Single by King Gizzard & the Lizard Wizard

from the album Alien Metal
- Released: 28 July 2026
- Genre: Techno; dark electro;
- Length: 5:08
- Label: P(doom)
- Songwriters: Joey Walker; Stu Mackenzie;

King Gizzard & the Lizard Wizard singles chronology
| "Level 5" (2026) | "Alien Metal" (2026) | "Kill For The Steel" (2026) |

Visualizer
- "Alien Metal" on YouTube

= Alien Metal (song) =

2026 single by King Gizzard & the Lizard Wizard

"Alien Metal" is the second single and title track from the album Alien Metal by the rock band King Gizzard & the Lizard Wizard.

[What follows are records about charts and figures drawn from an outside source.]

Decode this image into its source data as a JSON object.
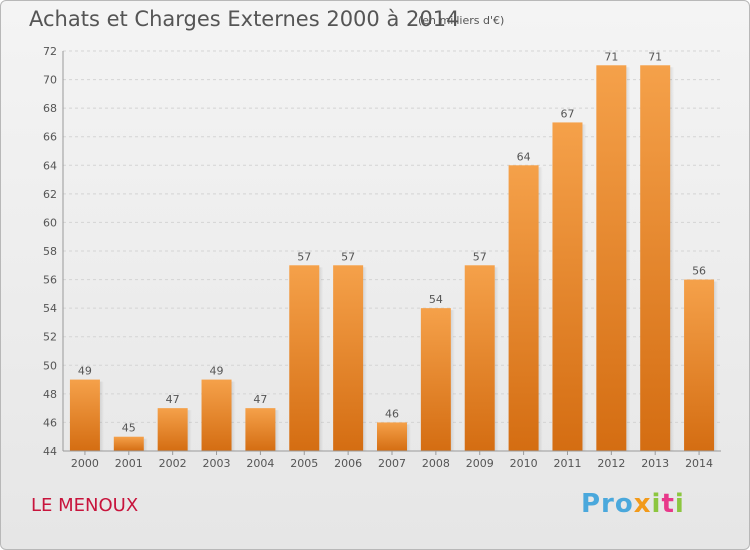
{
  "header": {
    "title": "Achats et Charges Externes 2000 à 2014",
    "unit": "(en milliers d'€)"
  },
  "footer": {
    "commune": "LE MENOUX",
    "logo": "Proxiti"
  },
  "colors": {
    "bar_top": "#f5a14a",
    "bar_bottom": "#d46d12",
    "title": "#555555",
    "commune": "#c8143c"
  },
  "chart_data": {
    "type": "bar",
    "categories": [
      "2000",
      "2001",
      "2002",
      "2003",
      "2004",
      "2005",
      "2006",
      "2007",
      "2008",
      "2009",
      "2010",
      "2011",
      "2012",
      "2013",
      "2014"
    ],
    "values": [
      49,
      45,
      47,
      49,
      47,
      57,
      57,
      46,
      54,
      57,
      64,
      67,
      71,
      71,
      56
    ],
    "ylim": [
      44,
      72
    ],
    "yticks": [
      44,
      46,
      48,
      50,
      52,
      54,
      56,
      58,
      60,
      62,
      64,
      66,
      68,
      70,
      72
    ],
    "grid": true,
    "data_labels": true
  }
}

It was a surprise release.

== Background ==
The song was built on the band’s custom built modular synth, being written and recorded entirely on the modular synth set-up, named "Nathan".

== Reception ==
Stereogum raved about the track saying "Much like "Level 5", King Gizzard's new track is an extremely fun piece of brain-busting early-'90s techno catharsis with some of the wiggy melodic choices that only this group would've made", before also stating "Both of King Gizzard's new singles could've worked as soundtracks for nightclub shootouts in B-level '90s action movies, and I mean that as the highest compliment". Consequence of Sound had similar comments to Stereogum, stating the song was "a five minute kaleidoscopic trip through crunchy techno with ethereal vocals and synasthesia-inducing melodies". "Alien Metal is a pummeling techno concoction that could perfectly soundtrack the next Blade film" said The Note in their publication about the track's release.

Glide Magazine described the song as a "full-on electronic smasher" that comes from "the dark heart of electronic dance music". Line of Best Fit similarly stated that the song "delves deeper into their exploration of darker electronic music". Blunt Magazine described the song as "another glimpse into what promises to be one of the band’s boldest releases yet".